Like the eMMC, the UFS technology has also been upgraded over the years. At the time of writing this post, UFS 4.0 was the latest version incorporated in the latest high-end phones. Since 2015, the majority of the phones include the UFS technology, and the eMMC tech has been dropped.
UFS 1.0
The first version of the UFS technology was released in 2011 by JEDEC. It had a single lane and a 300MB/s bandwidth. However, a year later, JEDEC upgraded this technology and launched UFS 1.1. However, it did not offer great improvements.
UFS 2.0
UFS 2.0 was released in 2013. It offered 2 lanes in total, with 600 MB/s speed per lane, making a total bandwidth of 1200 MB/s.
Samsung’s Galaxy S6 and other variants were the first to receive this storage technology.
UFS 3.0
UFS 3.0 changed the game by more than doubling the total bandwidth that UFS 2.0 offered in 2018. With 2 lanes in total and 1450 MB/s speeds, it summed up to a whopping 2900 MB/s bandwidth.
UFS 3.0 also supports multiple Replay Protected Memory Blocks (RPMBs) with multiple keys.
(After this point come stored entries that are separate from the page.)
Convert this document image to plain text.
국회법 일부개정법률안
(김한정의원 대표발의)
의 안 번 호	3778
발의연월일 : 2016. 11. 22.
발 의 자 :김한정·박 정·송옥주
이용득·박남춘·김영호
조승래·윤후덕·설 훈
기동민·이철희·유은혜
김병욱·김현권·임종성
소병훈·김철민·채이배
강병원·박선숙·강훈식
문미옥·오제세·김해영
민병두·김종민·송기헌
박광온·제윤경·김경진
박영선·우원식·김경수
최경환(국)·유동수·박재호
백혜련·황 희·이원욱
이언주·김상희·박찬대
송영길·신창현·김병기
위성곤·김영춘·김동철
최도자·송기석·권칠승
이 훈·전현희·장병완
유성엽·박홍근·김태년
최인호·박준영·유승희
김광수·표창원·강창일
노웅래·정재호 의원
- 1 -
Hardware partitions called RPMBs are used to safely store important data, such as DRM content protection keys and user payment information.
UFS 4.0
Introduced in 2022, and currently the latest UFS version, UFS 4.0 offers 2 lanes and 2900 MB/s speed per lane. This makes the total bandwidth availability at 5800 MB/s for reading and writing data. This is possible with the integration of the V-NAND technology, which was built on top of the NAND flash memory, integrated with other technology.
The MIPI M-PHY 5.0 High-Speed Gear 5 and UniPro2.0 have also been used, where the former enables engineers to double the potential data rate per lane, and the latter is a high-speed interface technology for interconnecting integrated circuits in mobile and mobile-influenced electronics with high-speed data flow.
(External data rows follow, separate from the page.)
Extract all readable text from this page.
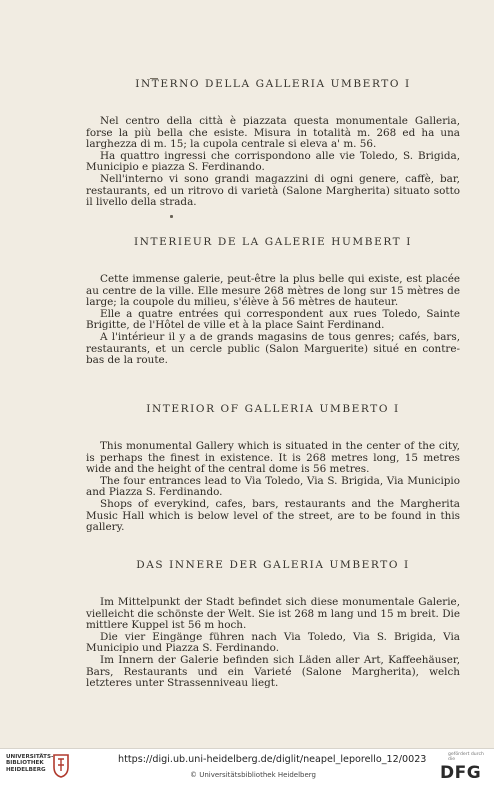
INTERNO DELLA GALLERIA UMBERTO I

Nel centro della città è piazzata questa monumentale Galleria, forse la più bella che esiste. Misura in totalità m. 268 ed ha una larghezza di m. 15; la cupola centrale si eleva a' m. 56.

Ha quattro ingressi che corrispondono alle vie Toledo, S. Brigida, Municipio e piazza S. Ferdinando.

Nell'interno vi sono grandi magazzini di ogni genere, caffè, bar, restaurants, ed un ritrovo di varietà (Salone Margherita) situato sotto il livello della strada.

INTERIEUR DE LA GALERIE HUMBERT I

Cette immense galerie, peut-être la plus belle qui existe, est placée au centre de la ville. Elle mesure 268 mètres de long sur 15 mètres de large; la coupole du milieu, s'élève à 56 mètres de hauteur.

Elle a quatre entrées qui correspondent aux rues Toledo, Sainte Brigitte, de l'Hôtel de ville et à la place Saint Ferdinand.

A l'intérieur il y a de grands magasins de tous genres; cafés, bars, restaurants, et un cercle public (Salon Marguerite) situé en contre-bas de la route.

INTERIOR OF GALLERIA UMBERTO I

This monumental Gallery which is situated in the center of the city, is perhaps the finest in existence. It is 268 metres long, 15 metres wide and the height of the central dome is 56 metres.

The four entrances lead to Via Toledo, Via S. Brigida, Via Municipio and Piazza S. Ferdinando.

Shops of everykind, cafes, bars, restaurants and the Margherita Music Hall which is below level of the street, are to be found in this gallery.

DAS INNERE DER GALERIA UMBERTO I

Im Mittelpunkt der Stadt befindet sich diese monumentale Galerie, vielleicht die schönste der Welt. Sie ist 268 m lang und 15 m breit. Die mittlere Kuppel ist 56 m hoch.

Die vier Eingänge führen nach Via Toledo, Via S. Brigida, Via Municipio und Piazza S. Ferdinando.

Im Innern der Galerie befinden sich Läden aller Art, Kaffeehäuser, Bars, Restaurants und ein Varieté (Salone Margherita), welch letzteres unter Strassenniveau liegt.

UNIVERSITÄTS-
BIBLIOTHEK
HEIDELBERG
https://digi.ub.uni-heidelberg.de/diglit/neapel_leporello_12/0023
© Universitätsbibliothek Heidelberg
gefördert durch
die
DFG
On top of this, UFS 4.0 is said to be 46% more efficient in terms of power consumption than its predecessor – UFS 3.1. Moreover, it has Advanced RPMB, which is more secure and offers 1.8 times the performance of the technology in UFS 3.1.
The UFS 4.0 technology has a serial interface with a low pin count. It offers up to 1TB storage space in a single, 153-ball BGA package. Additionally, compared to the previous UFS versions, it can also be compacted in a smaller size.
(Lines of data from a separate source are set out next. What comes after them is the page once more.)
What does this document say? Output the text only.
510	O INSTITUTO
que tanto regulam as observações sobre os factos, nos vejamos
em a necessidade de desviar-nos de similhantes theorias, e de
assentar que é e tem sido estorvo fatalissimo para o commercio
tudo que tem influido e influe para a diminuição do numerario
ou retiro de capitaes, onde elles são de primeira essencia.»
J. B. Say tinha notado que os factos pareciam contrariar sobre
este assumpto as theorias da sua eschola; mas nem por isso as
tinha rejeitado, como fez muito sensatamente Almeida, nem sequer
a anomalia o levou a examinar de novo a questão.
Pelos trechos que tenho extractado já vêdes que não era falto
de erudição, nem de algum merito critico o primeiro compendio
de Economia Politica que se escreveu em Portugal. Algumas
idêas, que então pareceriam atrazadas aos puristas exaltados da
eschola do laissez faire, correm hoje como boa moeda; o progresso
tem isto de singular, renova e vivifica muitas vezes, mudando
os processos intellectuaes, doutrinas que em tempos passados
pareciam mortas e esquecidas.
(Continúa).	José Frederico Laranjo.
UFS 4.0 is branded the number one flash memory type today since it offers up to 23.2 Gbps theoretical throughput.
Phone storage technology comparison: UFS 4.0 vs eMMC 5.1 vs predecessors
The table below summarizes the speeds and performance comparison of the different storage technologies found in cell phones:
Technology | Version | Released | Bandwidth per lane (MBps) | Number of lanes | Aggregated max. bandwidth | M-PHY version | UniPro version | Sequential Read Speed (MBps) | Sequential Write Speed (MBps) | Random Read (IOPS) | Random Write (IOPS) |
UFS | 4.0 | 2022 | 2900 | 2 | 5800 | 5.0 | 2.0 | 4200 | 2800 | – | – |
UFS | 3.1 | 2020 | 1450 | 2 | 2900 | 4.1 | 1.8 | 2100 | 1200 | 100,000 | 70,000 |
UFS | 3.0 | 2018 | 1450 | 2 | 2900 | 4.1 | 1.8 | 2100 | 410 | 63,000 | 68,000 |
UFS | 2.2 | 2020 | 600 | 2 | 1200 | – | – | 1000 | 260 | 58,000 | 50,000 |
UFS | 2.1 | 2016 | 600 | 2 | 1200 | 3.0 | 1.6 | – | – | – | – |
UFS | 2.0 | 2013 | 600 | 2 | 1200 | 3.0 | 1.6 | – | – | – | – |
UFS | 1.1 | 2012 | 300 | 1 | 300 | – | – | – | – | – | – |
UFS | 1.0 | 2011 | 300 | 1 | 300 | – | – | – | – | – | – |
eMMC | 5.1 | 2015 | 250 | 2 | 500 | – | – | – | – | – | – |
Future of phone storage technologies
While UFS 4.0 still has a promising future, the world seems to be moving toward the forms of storage options, such as external storage and cloud storage. However, the phone itself will still need further innovation.
As of 2024, 1TB of physical storage offered by UFS 4.0 should be enough for the average consumer, but we will soon be seeing an upgrade from this figure, seeing the trends of our ever-increasing storage requirements.
At the moment, there are no rumors of further developing a new storage technology. However, UFS 4.1 is soon bound to hit the market with the upcoming processor Snapdragon 8 Gen 4 and so forth.